A concrete sidewalk with a “parking” of
grass and mud. A square smug brown house, rather
damp. A narrow concrete walk up to it. Sickly
yellow leaves in a windrow with dried wings of box-elder
seeds and snags of wool from the cotton-woods.
A screened porch with pillars of thin painted pine
surmounted by scrolls and brackets and bumps of jigsawed
wood. No shrubbery to shut off the public gaze.
A lugubrious bay-window to the right of the porch.
Window curtains of starched cheap lace revealing a
pink marble table with a conch shell and a Family Bible.
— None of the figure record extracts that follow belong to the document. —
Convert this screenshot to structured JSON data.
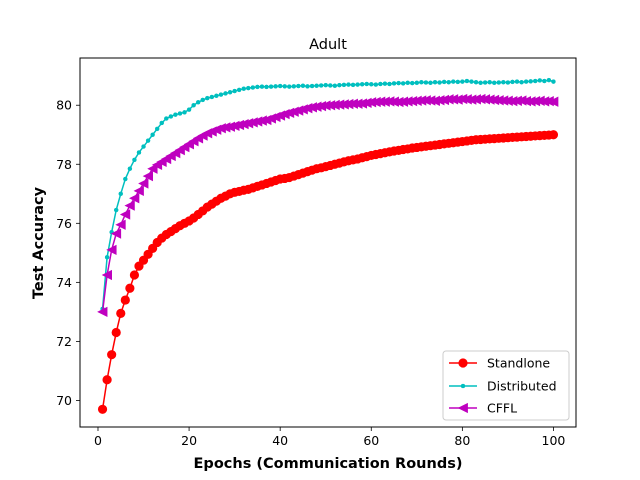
{
  "chart_data": {
    "type": "line",
    "title": "Adult",
    "xlabel": "Epochs (Communication Rounds)",
    "ylabel": "Test Accuracy",
    "xlim": [
      -3.95,
      104.95
    ],
    "ylim": [
      69.1,
      81.6
    ],
    "xticks": [
      0,
      20,
      40,
      60,
      80,
      100
    ],
    "yticks": [
      70,
      72,
      74,
      76,
      78,
      80
    ],
    "grid": false,
    "legend_position": "lower-right",
    "series": [
      {
        "name": "Standlone",
        "color": "#ff0000",
        "marker": "circle",
        "x": [
          1,
          2,
          3,
          4,
          5,
          6,
          7,
          8,
          9,
          10,
          11,
          12,
          13,
          14,
          15,
          16,
          17,
          18,
          19,
          20,
          21,
          22,
          23,
          24,
          25,
          26,
          27,
          28,
          29,
          30,
          31,
          32,
          33,
          34,
          35,
          36,
          37,
          38,
          39,
          40,
          41,
          42,
          43,
          44,
          45,
          46,
          47,
          48,
          49,
          50,
          51,
          52,
          53,
          54,
          55,
          56,
          57,
          58,
          59,
          60,
          61,
          62,
          63,
          64,
          65,
          66,
          67,
          68,
          69,
          70,
          71,
          72,
          73,
          74,
          75,
          76,
          77,
          78,
          79,
          80,
          81,
          82,
          83,
          84,
          85,
          86,
          87,
          88,
          89,
          90,
          91,
          92,
          93,
          94,
          95,
          96,
          97,
          98,
          99,
          100
        ],
        "y": [
          69.7,
          70.7,
          71.55,
          72.3,
          72.95,
          73.4,
          73.8,
          74.25,
          74.55,
          74.75,
          74.95,
          75.15,
          75.35,
          75.5,
          75.62,
          75.72,
          75.82,
          75.92,
          76.0,
          76.08,
          76.18,
          76.3,
          76.42,
          76.55,
          76.65,
          76.75,
          76.85,
          76.92,
          77.0,
          77.05,
          77.08,
          77.12,
          77.15,
          77.2,
          77.25,
          77.3,
          77.35,
          77.4,
          77.45,
          77.5,
          77.52,
          77.55,
          77.6,
          77.65,
          77.7,
          77.75,
          77.8,
          77.85,
          77.88,
          77.92,
          77.96,
          78.0,
          78.04,
          78.08,
          78.12,
          78.15,
          78.18,
          78.22,
          78.26,
          78.3,
          78.33,
          78.36,
          78.39,
          78.42,
          78.45,
          78.47,
          78.5,
          78.52,
          78.55,
          78.57,
          78.59,
          78.61,
          78.63,
          78.65,
          78.67,
          78.69,
          78.71,
          78.73,
          78.75,
          78.77,
          78.79,
          78.81,
          78.83,
          78.84,
          78.85,
          78.86,
          78.87,
          78.88,
          78.89,
          78.9,
          78.91,
          78.92,
          78.93,
          78.94,
          78.95,
          78.96,
          78.97,
          78.98,
          78.99,
          79.0
        ]
      },
      {
        "name": "Distributed",
        "color": "#00bfbf",
        "marker": "point",
        "x": [
          1,
          2,
          3,
          4,
          5,
          6,
          7,
          8,
          9,
          10,
          11,
          12,
          13,
          14,
          15,
          16,
          17,
          18,
          19,
          20,
          21,
          22,
          23,
          24,
          25,
          26,
          27,
          28,
          29,
          30,
          31,
          32,
          33,
          34,
          35,
          36,
          37,
          38,
          39,
          40,
          41,
          42,
          43,
          44,
          45,
          46,
          47,
          48,
          49,
          50,
          51,
          52,
          53,
          54,
          55,
          56,
          57,
          58,
          59,
          60,
          61,
          62,
          63,
          64,
          65,
          66,
          67,
          68,
          69,
          70,
          71,
          72,
          73,
          74,
          75,
          76,
          77,
          78,
          79,
          80,
          81,
          82,
          83,
          84,
          85,
          86,
          87,
          88,
          89,
          90,
          91,
          92,
          93,
          94,
          95,
          96,
          97,
          98,
          99,
          100
        ],
        "y": [
          73.1,
          74.85,
          75.7,
          76.45,
          77.0,
          77.5,
          77.85,
          78.15,
          78.4,
          78.6,
          78.8,
          79.0,
          79.2,
          79.4,
          79.55,
          79.62,
          79.68,
          79.72,
          79.76,
          79.85,
          80.0,
          80.1,
          80.18,
          80.24,
          80.28,
          80.32,
          80.36,
          80.4,
          80.44,
          80.48,
          80.52,
          80.56,
          80.58,
          80.6,
          80.62,
          80.63,
          80.62,
          80.63,
          80.64,
          80.65,
          80.64,
          80.63,
          80.64,
          80.65,
          80.66,
          80.64,
          80.65,
          80.66,
          80.67,
          80.68,
          80.67,
          80.66,
          80.68,
          80.69,
          80.7,
          80.69,
          80.7,
          80.71,
          80.72,
          80.71,
          80.7,
          80.72,
          80.73,
          80.72,
          80.74,
          80.75,
          80.74,
          80.76,
          80.75,
          80.76,
          80.78,
          80.77,
          80.76,
          80.78,
          80.77,
          80.79,
          80.78,
          80.8,
          80.79,
          80.8,
          80.82,
          80.8,
          80.78,
          80.76,
          80.77,
          80.78,
          80.76,
          80.77,
          80.78,
          80.77,
          80.79,
          80.8,
          80.78,
          80.8,
          80.81,
          80.82,
          80.84,
          80.82,
          80.85,
          80.8
        ]
      },
      {
        "name": "CFFL",
        "color": "#bf00bf",
        "marker": "triangle-left",
        "x": [
          1,
          2,
          3,
          4,
          5,
          6,
          7,
          8,
          9,
          10,
          11,
          12,
          13,
          14,
          15,
          16,
          17,
          18,
          19,
          20,
          21,
          22,
          23,
          24,
          25,
          26,
          27,
          28,
          29,
          30,
          31,
          32,
          33,
          34,
          35,
          36,
          37,
          38,
          39,
          40,
          41,
          42,
          43,
          44,
          45,
          46,
          47,
          48,
          49,
          50,
          51,
          52,
          53,
          54,
          55,
          56,
          57,
          58,
          59,
          60,
          61,
          62,
          63,
          64,
          65,
          66,
          67,
          68,
          69,
          70,
          71,
          72,
          73,
          74,
          75,
          76,
          77,
          78,
          79,
          80,
          81,
          82,
          83,
          84,
          85,
          86,
          87,
          88,
          89,
          90,
          91,
          92,
          93,
          94,
          95,
          96,
          97,
          98,
          99,
          100
        ],
        "y": [
          73.0,
          74.25,
          75.1,
          75.65,
          75.95,
          76.3,
          76.6,
          76.85,
          77.1,
          77.35,
          77.6,
          77.85,
          77.98,
          78.08,
          78.18,
          78.28,
          78.38,
          78.48,
          78.58,
          78.68,
          78.78,
          78.88,
          78.97,
          79.05,
          79.11,
          79.17,
          79.22,
          79.25,
          79.27,
          79.3,
          79.33,
          79.36,
          79.39,
          79.42,
          79.45,
          79.48,
          79.5,
          79.55,
          79.6,
          79.65,
          79.7,
          79.74,
          79.78,
          79.82,
          79.86,
          79.9,
          79.93,
          79.95,
          79.97,
          79.99,
          80.0,
          80.01,
          80.02,
          80.03,
          80.04,
          80.05,
          80.05,
          80.06,
          80.08,
          80.1,
          80.11,
          80.12,
          80.12,
          80.13,
          80.12,
          80.11,
          80.12,
          80.13,
          80.14,
          80.15,
          80.16,
          80.17,
          80.16,
          80.15,
          80.17,
          80.18,
          80.2,
          80.2,
          80.19,
          80.21,
          80.2,
          80.19,
          80.2,
          80.21,
          80.2,
          80.19,
          80.18,
          80.17,
          80.16,
          80.15,
          80.14,
          80.15,
          80.16,
          80.14,
          80.13,
          80.14,
          80.15,
          80.13,
          80.14,
          80.12
        ]
      }
    ]
  }
}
“You’ll find it old-fashioned—what
do you call it?—Mid-Victorian. I left
it as is, so you could make any changes you felt were
necessary.” Kennicott sounded doubtful
for the first time since he had come back to his own.
“It’s a real home!” She was moved
by his humility. She gaily motioned good-by to
the Clarks. He unlocked the door—he
was leaving the choice of a maid to her, and there
was no one in the house. She jiggled while he
turned the key, and scampered in. . . . It was
next day before either of them remembered that in
their honeymoon camp they had planned that he should
carry her over the sill.
In hallway and front parlor she was conscious of dinginess
and lugubriousness and airlessness, but she insisted,
“I’ll make it all jolly.” As
she followed Kennicott and the bags up to their bedroom
she quavered to herself the song of the fat little-gods
of the hearth:
I have my own home,
To do what I please
with,
To do what I please
with,
My den for me and my
mate and my cubs,
My own!
She was close in her husband’s arms; she clung
to him; whatever of strangeness and slowness and insularity
she might find in him, none of that mattered so long
as she could slip her hands beneath his coat, run
her fingers over the warm smoothness of the satin back
of his waistcoat, seem almost to creep into his body,
find in him strength, find in the courage and kindness
of her man a shelter from the perplexing world.
“Sweet, so sweet,” she whispered.
“The Clarks have invited some folks to
their house to meet us, tonight,” said Kennicott,
as he unpacked his suit-case.
“Oh, that is nice of them!”
“You bet. I told you you’d like ’em.
Squarest people on earth. Uh, Carrie——Would
you mind if I sneaked down to the office for an hour,
just to see how things are?”
“Why, no. Of course not. I know you’re
keen to get back to work.”
“Sure you don’t mind?”
“Not a bit. Out of my way. Let me
unpack.”
But the advocate of freedom in marriage was as much
disappointed as a drooping bride at the alacrity with
which he took that freedom and escaped to the world
of men’s affairs. She gazed about their
bedroom, and its full dismalness crawled over her:
the awkward knuckly L-shape of it; the black walnut
bed with apples and spotty pears carved on the headboard;
the imitation maple bureau, with pink-daubed scent-bottles
and a petticoated pin-cushion on a marble slab uncomfortably
like a gravestone; the plain pine washstand and the
garlanded water-pitcher and bowl. The scent was
of horsehair and plush and Florida Water.